For the empty bands we want to obtain two bands corresponding to the Zn 4s orbitals. These must be disentangled from the rest of the empty bands, which is achieved via the following Wannier90
keywords.
dis_win_max
defines the upper bound of the disentanglement energy window. This window should entirely encompass the lowest two bands corresponding to our Zn 4s projectors. Consequently, it will inevitably include some weights from higher bands
dis_froz_max
defines the upper bound of the frozen energy window. This window should be as large as possible while excluding any bands that do not correspond to our Zn 4s projectors
To determine good values for these keywords, we clearly need a more zoomed-in band structure than the default. We can obtain this via the *.fig.pkl
files that koopmans
generates. Here is a short code snippet that replots the band structure over a narrower energy range
import pickle
import matplotlib.pyplot as plt
# Use the python library "pickle" to load the *.fig.pkl file
fig = pickle.load(open('dft_bands/zno_dftbands_bandstructure.fig.pkl', 'rb'))
# Rescale the y axes
fig.axes[0].set_ylim([-5, 15])
# Show/save the figure (uncomment as desired)
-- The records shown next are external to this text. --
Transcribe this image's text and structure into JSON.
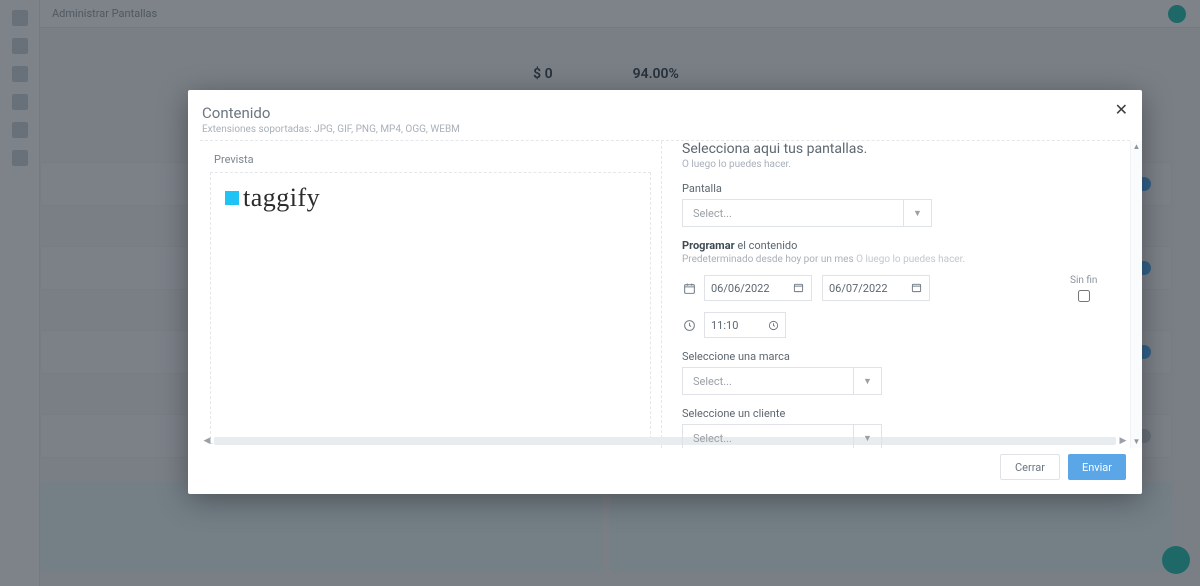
{
  "page": {
    "breadcrumb": "Administrar Pantallas",
    "metrics": {
      "left": "$ 0",
      "right": "94.00%"
    }
  },
  "modal": {
    "title": "Contenido",
    "subtitle": "Extensiones soportadas: JPG, GIF, PNG, MP4, OGG, WEBM",
    "preview_label": "Prevista",
    "logo_text": "taggify",
    "section_title": "Selecciona aqui tus pantallas.",
    "section_sub": "O luego lo puedes hacer.",
    "pantalla_label": "Pantalla",
    "pantalla_placeholder": "Select...",
    "programar_strong": "Programar",
    "programar_rest": " el contenido",
    "programar_sub_left": "Predeterminado desde hoy por un mes ",
    "programar_sub_right": "O luego lo puedes hacer.",
    "date_from": "06/06/2022",
    "date_to": "06/07/2022",
    "sinfin_label": "Sin fin",
    "time": "11:10",
    "marca_label": "Seleccione una marca",
    "marca_placeholder": "Select...",
    "cliente_label": "Seleccione un cliente",
    "cliente_placeholder": "Select...",
    "btn_close": "Cerrar",
    "btn_submit": "Enviar"
  }
}
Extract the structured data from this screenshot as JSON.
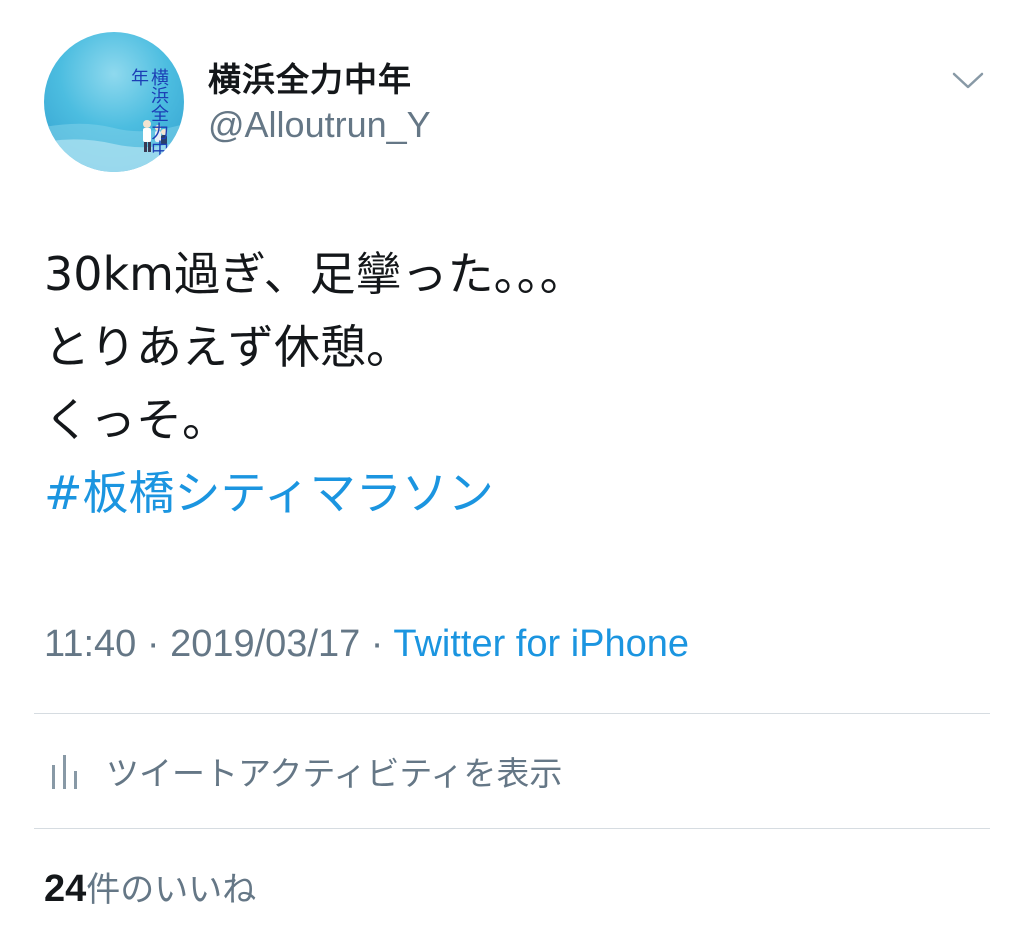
{
  "user": {
    "display_name": "横浜全力中年",
    "handle": "@Alloutrun_Y",
    "avatar_text": "横浜全力中年"
  },
  "tweet": {
    "lines": [
      "30km過ぎ、足攣った。。。",
      "とりあえず休憩。",
      "くっそ。"
    ],
    "hashtag": "#板橋シティマラソン"
  },
  "meta": {
    "time": "11:40",
    "date": "2019/03/17",
    "separator": " · ",
    "source": "Twitter for iPhone"
  },
  "activity": {
    "label": "ツイートアクティビティを表示",
    "icon": "bar-chart-icon"
  },
  "likes": {
    "count": "24",
    "label": "件のいいね"
  },
  "colors": {
    "link": "#1b95e0",
    "secondary_text": "#657786",
    "primary_text": "#14171a",
    "divider": "#d6dce1"
  }
}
plt.savefig('zno_dftbands_bandstructure_rescaled.png')
# plt.show()
Based on this figure, choose values for these two keywords and add them to your input file in the w90
block. Append the Zn 4s projections to the list of projections, too.
Note
dis_froz_max
and dis_win_max
should not be provided relative to the valence band edge. Meanwhile the band structure plots have set the valence band edge to zero. Make sure to account for this by shifting the values of dis_froz_max
and dis_win_max
by 9.3 eV (the valence band edge energy; you can get this value yourself via grep 'highest occupied level' dft_bands/scf.pwo
)
Note
When disentanglement keywords such as dis_win_max
are provided, they will only be used during the Wannierization of the final block of projections
Testing the Wannierization
To test your wannierization, you can now switch to the wannierize
task and once again run koopmans zno.json
. This will generate a wannier
directory as well as a band structure plot, this time with the interpolated band structure plotted on top of the explicitly evaluated band structure. Ideally, the interpolated band structure should lie on top of the explicit one. Play around with the values of dis_froz_max
and dis_win_max
until you are happy with the resulting band structure.
Hint
Instead of using the *.fig.pkl
file to obtain a zoomed-in band structure, add a plotting
block to your json input file to manually set the y-limits:
"plotting": {
"Emin": -5.0
"Emax": 15
}